Phosphors with the compositions of Comparative Examples 1 to 8 were prepared in the same manner as in Example 1, except that the mixing ratios of the respective rare earth materials as in Table 2 were changed for the purpose of comparison with that shown examples according to the invention.  

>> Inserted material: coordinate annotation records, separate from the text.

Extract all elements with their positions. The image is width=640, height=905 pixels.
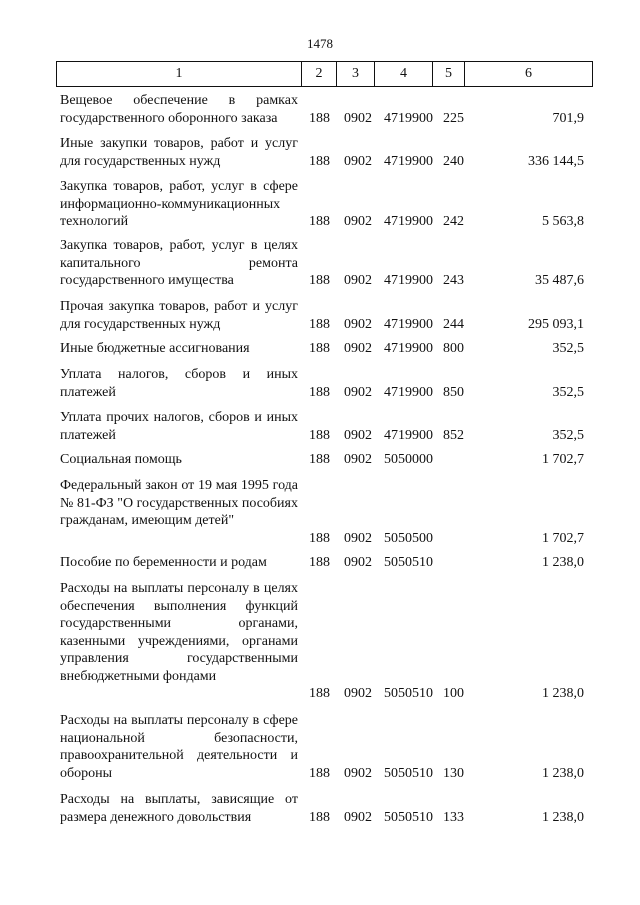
- row-name: Уплата прочих налогов, сборов и иных платежей: [60, 410, 298, 443]
- row-col-2: 188: [309, 427, 330, 443]
- row-col-6: 352,5: [552, 427, 584, 443]
- row-col-6: 1 238,0: [542, 809, 584, 825]
- row-col-6: 701,9: [552, 110, 584, 126]
- row-col-5: 243: [443, 273, 464, 288]
- column-header-6: 6: [465, 62, 593, 87]
- row-col-3: 0902: [344, 153, 372, 169]
- row-name: Пособие по беременности и родам: [60, 555, 267, 570]
- row-name: Закупка товаров, работ, услуг в сфере информационно-коммуникационных технологий: [60, 179, 298, 229]
- table-row: [0, 712, 640, 782]
- row-col-2: 188: [309, 555, 330, 570]
- row-col-5: 240: [443, 153, 464, 169]
- row-col-6: 1 702,7: [542, 530, 584, 546]
- row-col-3: 0902: [344, 316, 372, 332]
- table-row: [0, 178, 640, 231]
- table-row: [0, 554, 640, 572]
- row-col-4: 5050510: [384, 809, 433, 825]
- row-col-4: 4719900: [384, 427, 433, 443]
- row-col-3: 0902: [344, 809, 372, 825]
- row-name: Расходы на выплаты персоналу в сфере национальной безопасности, правоохранительной деятельности и обороны: [60, 713, 298, 781]
- table-row: [0, 477, 640, 547]
- row-name: Иные закупки товаров, работ и услуг для государственных нужд: [60, 136, 298, 169]
- row-col-2: 188: [309, 273, 330, 288]
- row-col-2: 188: [309, 153, 330, 169]
- row-name: Иные бюджетные ассигнования: [60, 341, 250, 356]
- row-col-3: 0902: [344, 765, 372, 781]
- row-col-6: 1 238,0: [542, 765, 584, 781]
- row-col-2: 188: [309, 765, 330, 781]
- row-col-6: 295 093,1: [528, 316, 584, 332]
- column-header-1: 1: [57, 62, 302, 87]
- row-col-6: 1 702,7: [542, 452, 584, 467]
- row-col-5: 130: [443, 765, 464, 781]
- row-col-6: 352,5: [552, 384, 584, 400]
- row-col-3: 0902: [344, 530, 372, 546]
- row-col-5: 800: [443, 341, 464, 356]
- row-col-4: 4719900: [384, 384, 433, 400]
- row-col-5: 852: [443, 427, 464, 443]
- row-col-2: 188: [309, 452, 330, 467]
- table-row: [0, 791, 640, 826]
- row-col-4: 4719900: [384, 341, 433, 356]
- row-col-3: 0902: [344, 110, 372, 126]
- row-col-4: 5050510: [384, 686, 433, 701]
- table-row: [0, 366, 640, 401]
- row-name: Социальная помощь: [60, 452, 182, 467]
- row-col-4: 4719900: [384, 316, 433, 332]
- row-col-2: 188: [309, 384, 330, 400]
- table-row: [0, 451, 640, 469]
- row-name: Уплата налогов, сборов и иных платежей: [60, 367, 298, 400]
- row-col-6: 35 487,6: [535, 273, 584, 288]
- row-col-2: 188: [309, 316, 330, 332]
- row-col-5: 242: [443, 214, 464, 229]
- row-col-6: 1 238,0: [542, 555, 584, 570]
- row-name: Федеральный закон от 19 мая 1995 года № 81-ФЗ "О государственных пособиях гражданам, имеющим детей": [60, 478, 298, 528]
- page-number: 1478: [307, 36, 333, 51]
- row-col-3: 0902: [344, 214, 372, 229]
- row-name: Расходы на выплаты, зависящие от размера денежного довольствия: [60, 792, 298, 825]
- row-col-3: 0902: [344, 555, 372, 570]
- table-row: [0, 580, 640, 703]
- row-col-4: 5050510: [384, 555, 433, 570]
- row-col-3: 0902: [344, 452, 372, 467]
- row-col-5: 850: [443, 384, 464, 400]
- row-name: Закупка товаров, работ, услуг в целях капитального ремонта государственного имущества: [60, 238, 298, 288]
- table-row: [0, 237, 640, 290]
- row-col-5: 225: [443, 110, 464, 126]
- row-col-3: 0902: [344, 686, 372, 701]
- row-col-4: 4719900: [384, 110, 433, 126]
- row-col-6: 352,5: [552, 341, 584, 356]
- row-col-4: 5050000: [384, 452, 433, 467]
- row-col-4: 5050510: [384, 765, 433, 781]
- row-col-2: 188: [309, 530, 330, 546]
- table-row: [0, 135, 640, 170]
- row-name: Прочая закупка товаров, работ и услуг для государственных нужд: [60, 299, 298, 332]
- row-name: Расходы на выплаты персоналу в целях обеспечения выполнения функций государственными органами, казенными учреждениями, органами управления государственными внебюджетными фондами: [60, 581, 298, 684]
- row-col-3: 0902: [344, 341, 372, 356]
- row-col-3: 0902: [344, 273, 372, 288]
- row-col-5: 133: [443, 809, 464, 825]
- row-col-2: 188: [309, 341, 330, 356]
- row-col-4: 4719900: [384, 153, 433, 169]
- row-name: Вещевое обеспечение в рамках государственного оборонного заказа: [60, 93, 298, 126]
- column-header-5: 5: [433, 62, 465, 87]
- column-header-3: 3: [337, 62, 375, 87]
- table-row: [0, 298, 640, 333]
- row-col-4: 4719900: [384, 273, 433, 288]
- row-col-6: 336 144,5: [528, 153, 584, 169]
- table-row: [0, 340, 640, 358]
- row-col-2: 188: [309, 686, 330, 701]
- row-col-6: 1 238,0: [542, 686, 584, 701]
- row-col-4: 5050500: [384, 530, 433, 546]
- row-col-5: 244: [443, 316, 464, 332]
- row-col-3: 0902: [344, 427, 372, 443]
- column-header-row: [57, 62, 593, 87]
- row-col-5: 100: [443, 686, 464, 701]
- column-header-2: 2: [302, 62, 337, 87]
- row-col-2: 188: [309, 110, 330, 126]
- table-row: [0, 92, 640, 127]
- row-col-3: 0902: [344, 384, 372, 400]
- table-row: [0, 409, 640, 444]
- row-col-6: 5 563,8: [542, 214, 584, 229]
- column-header-table: [56, 61, 593, 87]
- row-col-2: 188: [309, 214, 330, 229]
- row-col-2: 188: [309, 809, 330, 825]
- column-header-4: 4: [375, 62, 433, 87]
- row-col-4: 4719900: [384, 214, 433, 229]
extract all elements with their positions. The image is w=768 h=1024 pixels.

The eight types of phosphors obtained were vacuum ultra irradiated violet rays in the same manner as in Example 1, and their Emission luminances were measured, with the relative emissions luminances of the respective phosphors as shown in Table 2.

Table 2

rating

From the comparison between Tables 1 and 2 it can be seen that the Rare earth borate phosphors according to the invention, in which Gd and Y in are solubilized within certain specific ranges, such as Shown in Examples 1-11, showed higher emission luminances than the conventional rare earth borate phosphors, as in Ver same examples 1 to 8 shown, with excitation with vacuum Ultravio lett rays of 172 nm.

The present invention makes it possible to provide a phosphor, which shows a yellowish green emission with a higher luminance than before conventional Tb-activated rare earth borate phosphors, the high Lu minance is particularly noteworthy when stimulated with vacuum ul  traviolet rays with a wavelength of 172 nm by noble gas discharge, and which is therefore useful for facilities where vacuum Ultraviolet rays or ultraviolet rays as excitation sources be put in like mercury-free fluorescent lamps senem xenon or PDP.

Claims (2)

1. Rare earth borate phosphor of the following formula:
(Y _1-xy , Gd _x , Tb _y ) ₂ O ₃ .B ₂ O ₃
where x is a numerical value within a range of 0.08 ≦ x ≦ 0.8, y is a numerical value within a range of 0.05 ≦ y ≦ 0.25 and x + y is a numerical value within a range of 0.13 ≦ x + y <1.0. 2. Rare earth borate phosphor according to claim 1, which for excitation is used by vacuum ultraviolet rays.